The upcoming “Power Rangers” reboot will feature the first openly gay superhero, but Malaysia’s Film Censorship Board is reportedly considering banning the children’s action flick because of it.
This comes shortly after the board requested four and a half minutes of a “gay moment” in the live-action remake of “Beauty and the Beast” to be edited out for theaters in Malaysia where homosexuality is still frowned upon.
But after postponing the film indefinitely and the massive backlash from fans, local movie theaters have decided to screen the remake of the 1991 animated musical in its entirety later in March.
“I am really depressed with what’s happening with our censorship board,” Malaysia’s Tourism and Culture Minister Nazri Aziz told Channel NewsAsia in response to the news, appealing to the board to reconsider. “We never appointed the censorship board to be our moral guardian.”
The Power Ranger protagonist in question is Yellow Ranger Trini, played by actress Becky G, who is beginning to accept her sexuality.
“For Trini, really she’s questioning a lot about who she is,” director Dean Israelite told the Hollywood Reporter. “She hasn’t fully figured it out yet. I think what’s great about that scene and what that scene propels for the rest of the movie is, ‘That’s OK.’ The movie is saying, ‘That’s OK,’ and all of the kids have to own who they are and find their tribe.”
Original Blue Ranger actor David Yost, who is openly gay, commended the reboot for dealing with the subject, saying: “They really stepped up to the plate.
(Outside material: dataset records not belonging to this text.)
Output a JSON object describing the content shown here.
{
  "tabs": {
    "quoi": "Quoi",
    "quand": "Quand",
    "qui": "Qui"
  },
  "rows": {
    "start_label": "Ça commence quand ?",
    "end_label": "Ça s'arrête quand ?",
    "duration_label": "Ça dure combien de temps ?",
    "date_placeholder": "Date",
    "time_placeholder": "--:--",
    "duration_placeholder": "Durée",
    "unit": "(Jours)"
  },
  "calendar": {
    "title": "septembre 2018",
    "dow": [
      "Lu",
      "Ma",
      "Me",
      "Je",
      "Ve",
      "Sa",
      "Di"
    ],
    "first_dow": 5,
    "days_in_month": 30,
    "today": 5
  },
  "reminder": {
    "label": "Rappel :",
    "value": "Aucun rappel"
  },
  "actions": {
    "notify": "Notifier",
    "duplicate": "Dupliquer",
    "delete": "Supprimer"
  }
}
I think so many people in the LGBTQI community are going to be excited to see that representation.”
Yost left the franchise in 1996 after facing constant harassment on set over his sexual orientation.
The new “Power Rangers” is set to premiere on Thursday, but at least one major cinema in Malaysia, Tanjong Golden Village (TGV) Cinemas, has stopped its advance ticket sales for the film.
“To avoid any issues that may arise, we pulled (the movie) from the cinema listing at the moment, as the film is still undergoing the Malaysian Censorship Board’s (LPF) review,” Grace Tan, marketing manager for TGV Pictures, told New Straits Times.
@rajifusama Hi, We are awaiting updates, we should be getting the info soon. Please stay tuned on our website/social media for updates. Ty
— TGV Cinemas (@TGVCinemas) March 21, 2017
Funnily enough, this isn’t the first time “Power Rangers” has been censored in Malaysia.
In 1995, the country took “Mighty Morphin Power Rangers” off the air because the word “morphin” sounded like “morphine,” even though there were no references to the drug on the children’s TV show.